While Samalani was unable to visit Enipha and Martha in the KMC ward, he still stopped by the hospital every day for updates. Sevelina Chikanda, a patient attendant at the hospital, says his dedication as a father was an unusual but welcome sight for staff members.
“We started noticing he was very involved right as the mother and baby were admitted to the KMC ward. He was always there during visiting time,” Sevelina says. “That continued with follow-up visits. He always accompanied the wife and baby to the hospital and participated in the sessions. They were learning together.”
Through PCI’s Every Preemie—SCALE project, Balaka District Hospital and eight health centers in Malawi promote the Family-Led Care model. Family-Led Care teaches caregivers of all kinds — from hospital support staff and clinicians to parents and extended relatives — how to confidently address the unique needs of early/small babies — in the hospital, at home and out in the community. While fathers are encouraged to be part of this learning process, Sevelina says men like Samalani have been rare, especially when it comes to practicing skin-to-skin contact with their babies.
“Usually the fathers don’t do that. They think, ‘This is woman’s work. It is not my job.’ So this was a special father,” Sevelina says.
Samalani acknowledges that he, too, had never seen male examples in his own life who actively participated in caring for their children. When he and Enipha returned home with Martha, several people in their village even questioned some of the techniques the hospital had taught them.
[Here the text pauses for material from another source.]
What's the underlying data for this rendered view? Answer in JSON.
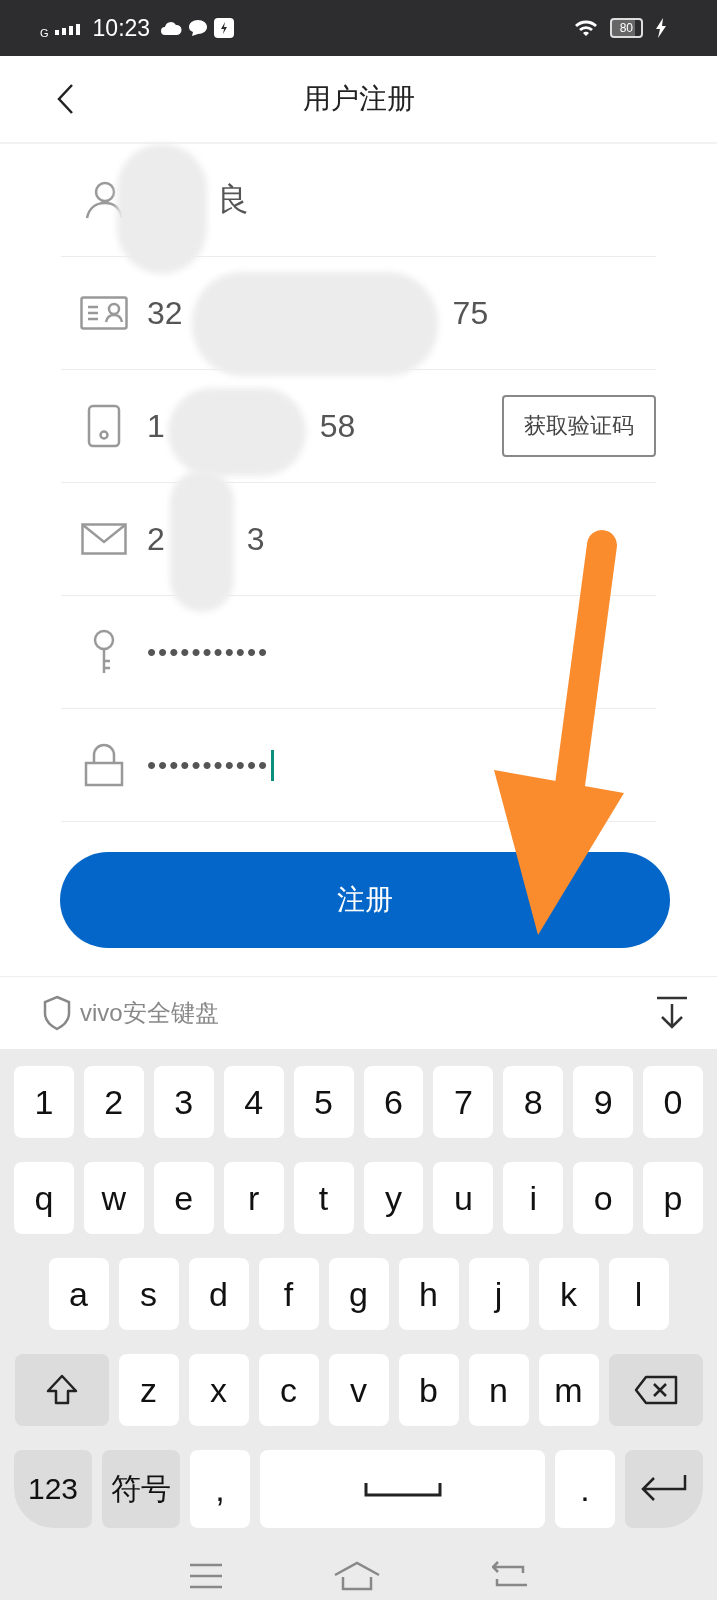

“We did have some community members who were discouraging us and telling us that small babies should just be kept in the house and not taken out, that they wrapped them in blankets and put a warmer nearby,” he says. “… But [my wife and I] encouraged each other. We said, ‘Let’s just focus on what we have been told on how we should take care of the baby.’”
As a result of Enipha and Samalani’s dedication to each other and to practicing Family-Led Care, Martha graduated from the KMC program nearly three months after her birth. Now, at 6 months old, she weighs 11.2 pounds and is happy, healthy and thriving. Samalani and his family are an inspiring example of how all family members, including fathers, play an important role in caring for their babies.
“I just wanted to do what I was told in order to save my baby. I just committed to helping take care of her,” Samalani says. “… I hope [Martha] will continue to grow, start school, finish and become a doctor for preterm babies.”